Find Your Organization’s Health and Wealth Quadrant

Like people, businesses can rank their health and wealth potential in four segments. If your firm has low health and low performance and productivity, focus on improving corporate health. Encourage your workers to unite to achieve this goal, and deal with performance and productivity afterward. With low health and high performance and productivity, again start with organizational health. Pinpoint and move through each troubled area, especially stress. With high health and high performance and productivity, figure out what works and continue doing it. Then set goals for getting stronger. If you have high health and low performance and productivity, recognize your healthy techniques and keep them in place as you set performance and productivity goals.

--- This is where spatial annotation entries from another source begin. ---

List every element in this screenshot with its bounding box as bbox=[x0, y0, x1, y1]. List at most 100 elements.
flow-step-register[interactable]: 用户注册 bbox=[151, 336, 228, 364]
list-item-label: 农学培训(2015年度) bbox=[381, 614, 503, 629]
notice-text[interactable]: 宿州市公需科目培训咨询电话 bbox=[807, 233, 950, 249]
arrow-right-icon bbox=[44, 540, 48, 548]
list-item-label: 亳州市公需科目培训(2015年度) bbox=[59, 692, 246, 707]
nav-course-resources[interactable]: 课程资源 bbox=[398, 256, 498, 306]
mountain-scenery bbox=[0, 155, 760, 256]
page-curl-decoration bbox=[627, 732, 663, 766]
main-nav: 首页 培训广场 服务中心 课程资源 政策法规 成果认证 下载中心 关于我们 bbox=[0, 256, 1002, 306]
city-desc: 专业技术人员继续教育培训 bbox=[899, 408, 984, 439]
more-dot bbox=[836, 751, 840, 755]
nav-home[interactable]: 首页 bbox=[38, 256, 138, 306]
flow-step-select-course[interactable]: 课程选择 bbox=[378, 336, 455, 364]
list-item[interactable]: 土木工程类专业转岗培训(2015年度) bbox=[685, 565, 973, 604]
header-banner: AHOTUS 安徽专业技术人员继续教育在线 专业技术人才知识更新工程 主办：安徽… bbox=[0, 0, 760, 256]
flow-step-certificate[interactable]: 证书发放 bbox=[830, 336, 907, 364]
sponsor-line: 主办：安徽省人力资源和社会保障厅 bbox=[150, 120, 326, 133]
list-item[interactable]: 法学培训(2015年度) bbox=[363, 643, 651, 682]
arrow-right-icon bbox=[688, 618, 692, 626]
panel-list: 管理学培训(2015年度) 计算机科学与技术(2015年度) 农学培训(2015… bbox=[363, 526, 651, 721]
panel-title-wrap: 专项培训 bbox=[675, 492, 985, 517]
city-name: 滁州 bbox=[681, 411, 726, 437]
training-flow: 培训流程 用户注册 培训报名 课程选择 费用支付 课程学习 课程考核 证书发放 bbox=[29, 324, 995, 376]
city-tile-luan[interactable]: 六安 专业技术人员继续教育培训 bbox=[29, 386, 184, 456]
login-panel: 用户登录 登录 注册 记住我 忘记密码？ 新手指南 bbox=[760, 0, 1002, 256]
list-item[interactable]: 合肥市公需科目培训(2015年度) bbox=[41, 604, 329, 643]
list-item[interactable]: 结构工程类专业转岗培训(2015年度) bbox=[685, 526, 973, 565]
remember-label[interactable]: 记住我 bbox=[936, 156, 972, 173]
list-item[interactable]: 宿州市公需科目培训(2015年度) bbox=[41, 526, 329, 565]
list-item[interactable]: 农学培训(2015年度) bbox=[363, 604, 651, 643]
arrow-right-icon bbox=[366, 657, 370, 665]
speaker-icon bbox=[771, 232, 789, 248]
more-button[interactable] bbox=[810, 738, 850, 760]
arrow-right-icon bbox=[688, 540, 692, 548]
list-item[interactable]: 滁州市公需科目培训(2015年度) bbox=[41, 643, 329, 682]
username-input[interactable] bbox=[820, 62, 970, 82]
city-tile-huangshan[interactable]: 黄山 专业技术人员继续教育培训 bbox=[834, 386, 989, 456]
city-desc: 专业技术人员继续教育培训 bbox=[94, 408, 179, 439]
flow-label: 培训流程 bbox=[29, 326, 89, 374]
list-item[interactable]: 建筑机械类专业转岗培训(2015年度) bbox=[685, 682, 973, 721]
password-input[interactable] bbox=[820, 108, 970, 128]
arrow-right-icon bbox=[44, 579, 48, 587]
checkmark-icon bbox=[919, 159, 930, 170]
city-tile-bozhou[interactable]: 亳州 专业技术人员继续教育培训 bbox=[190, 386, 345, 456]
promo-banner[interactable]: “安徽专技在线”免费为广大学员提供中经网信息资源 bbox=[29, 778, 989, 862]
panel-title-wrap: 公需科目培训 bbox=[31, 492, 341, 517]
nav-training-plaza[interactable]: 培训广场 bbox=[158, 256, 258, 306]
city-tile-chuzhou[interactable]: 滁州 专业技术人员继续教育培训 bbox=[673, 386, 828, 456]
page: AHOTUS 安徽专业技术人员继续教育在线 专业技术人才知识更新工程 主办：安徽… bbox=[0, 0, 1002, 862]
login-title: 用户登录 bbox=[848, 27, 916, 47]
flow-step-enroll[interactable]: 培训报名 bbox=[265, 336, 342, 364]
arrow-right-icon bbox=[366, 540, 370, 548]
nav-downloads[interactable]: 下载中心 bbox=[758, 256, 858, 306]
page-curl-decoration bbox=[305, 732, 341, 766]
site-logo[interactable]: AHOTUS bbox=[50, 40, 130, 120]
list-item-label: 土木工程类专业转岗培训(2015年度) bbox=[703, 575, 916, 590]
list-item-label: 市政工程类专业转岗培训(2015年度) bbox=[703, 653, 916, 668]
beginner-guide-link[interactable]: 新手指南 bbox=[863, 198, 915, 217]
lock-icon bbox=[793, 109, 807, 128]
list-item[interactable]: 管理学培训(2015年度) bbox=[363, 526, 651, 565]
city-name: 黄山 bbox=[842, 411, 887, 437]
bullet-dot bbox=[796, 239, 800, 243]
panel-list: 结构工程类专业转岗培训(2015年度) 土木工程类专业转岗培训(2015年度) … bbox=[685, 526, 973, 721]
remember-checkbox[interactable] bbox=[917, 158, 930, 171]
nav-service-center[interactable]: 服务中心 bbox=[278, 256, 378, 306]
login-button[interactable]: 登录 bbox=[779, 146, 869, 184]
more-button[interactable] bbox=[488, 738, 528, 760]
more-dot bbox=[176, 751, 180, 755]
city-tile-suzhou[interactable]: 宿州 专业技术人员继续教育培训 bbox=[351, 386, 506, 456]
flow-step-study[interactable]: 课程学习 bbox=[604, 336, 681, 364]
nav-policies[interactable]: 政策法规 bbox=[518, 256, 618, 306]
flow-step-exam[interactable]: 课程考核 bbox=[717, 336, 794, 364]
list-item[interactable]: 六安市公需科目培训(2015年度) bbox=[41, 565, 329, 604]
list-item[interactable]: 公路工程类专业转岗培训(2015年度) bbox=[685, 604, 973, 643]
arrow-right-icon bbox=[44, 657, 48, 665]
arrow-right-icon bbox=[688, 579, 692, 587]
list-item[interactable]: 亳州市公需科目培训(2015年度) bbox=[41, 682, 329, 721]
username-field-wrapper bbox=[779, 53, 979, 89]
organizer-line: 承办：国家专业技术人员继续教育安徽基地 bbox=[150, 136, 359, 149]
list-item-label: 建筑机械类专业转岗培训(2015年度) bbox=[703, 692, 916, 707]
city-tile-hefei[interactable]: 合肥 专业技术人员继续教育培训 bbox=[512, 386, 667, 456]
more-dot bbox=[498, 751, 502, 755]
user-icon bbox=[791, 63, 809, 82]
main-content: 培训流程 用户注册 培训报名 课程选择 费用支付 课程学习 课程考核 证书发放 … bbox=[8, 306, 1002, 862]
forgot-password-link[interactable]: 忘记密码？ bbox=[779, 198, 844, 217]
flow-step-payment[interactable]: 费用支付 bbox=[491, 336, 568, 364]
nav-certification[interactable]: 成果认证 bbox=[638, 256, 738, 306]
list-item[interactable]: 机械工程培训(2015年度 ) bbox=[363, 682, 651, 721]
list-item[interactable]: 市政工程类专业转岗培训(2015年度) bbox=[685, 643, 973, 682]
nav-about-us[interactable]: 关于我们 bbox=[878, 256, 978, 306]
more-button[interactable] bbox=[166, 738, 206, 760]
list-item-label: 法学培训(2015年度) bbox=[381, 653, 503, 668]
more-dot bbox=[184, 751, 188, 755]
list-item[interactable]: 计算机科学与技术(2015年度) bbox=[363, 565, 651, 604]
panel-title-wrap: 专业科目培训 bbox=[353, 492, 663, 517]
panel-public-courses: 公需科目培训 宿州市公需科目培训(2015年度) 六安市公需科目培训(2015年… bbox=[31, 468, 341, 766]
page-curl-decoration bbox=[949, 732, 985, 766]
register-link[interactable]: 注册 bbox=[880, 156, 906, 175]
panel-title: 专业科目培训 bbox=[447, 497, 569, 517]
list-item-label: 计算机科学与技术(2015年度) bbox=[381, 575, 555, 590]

Tips from Leaders for Doing the Job

Eight leaders offer their ideas for living and working with well-being and balance:

  1. Brian Dyson, retired president, Coca-Cola – “Stay calm” to handle many challenging assignments at once. Don’t lose perspective. Improve your focus by giving each issue your full attention, reaching a conclusion and moving on. Delegate tasks to double your productivity.
  2. Donna Shalala, president, University of Miami – Aim for efficiency. Don’t rush or force decision-making. Robert Wagner, former New York mayor, taught Shalala that complicated problems sometimes reach a resolution in their own time. Get your rest. Learning to sleep despite pressing issues will mean that you make better decisions.
  3. Gary Hoover, entrepreneur – Roadblocks are learning opportunities that lead to new ideas, says the founder of the first book superstore, Bookstop. When Hoover sought launch funding, he met with skepticism and rejection. Hoover adjusted his plans, persevered, and seven years later, Barnes & Noble bought his firm and transformed book shopping using his ideas. Everyone sulks after failure, but don’t sulk for too long. He cautions, asking, “Do you mope for 30 minutes or 30 days...or 30 years”?
  4. Janet Vergis, former president, Janssen Pharmaceuticals – Leading isn’t easy, but passion makes it easier. Ask for expert help when making tough decisions, and focus on the big picture, even in crises.
  5. Gerry Czarnecki, crisis manager – Accept the inevitable fear that accompanies a difficult task. Once you’re making decisions, ask if everyone is ready to pull off your seemingly beautiful plan before implementation. It won’t work unless your team is prepared and leaders are able to help.
  6. Marsha Firestone, founder, Women Presidents’ Organization – Process any major setbacks; turn your recovery into something good. Getting passed over for a promotion at another women’s group prompted Firestone to start the WPO, which flourished. “The lesson I learned is I didn’t get what I thought I wanted,” she says. Instead, she created what she wanted and learned to have patience when things didn’t go her way.
  7. Leylani Cardoso, handbag designer – This multitasking business owner and mother advises others to prioritize. Feel the emotions of a situation before seeking solutions. Decide what’s important to you, and figure out a way to make it happen. Work efficiently and delegate to avoid feeling overwhelmed.
  8. Nando Parrado, Uruguayan businessman – Parrado, who survived 72 days in the Andes Mountains after a plane crash that killed his mother and sister, says to appreciate life and keep it in perspective. He ranks businesses fifth in importance behind family, friends, his dogs and sports.

About the Author

Psychiatrist Gabriela Cora founded the Executive Health & Wealth Institute.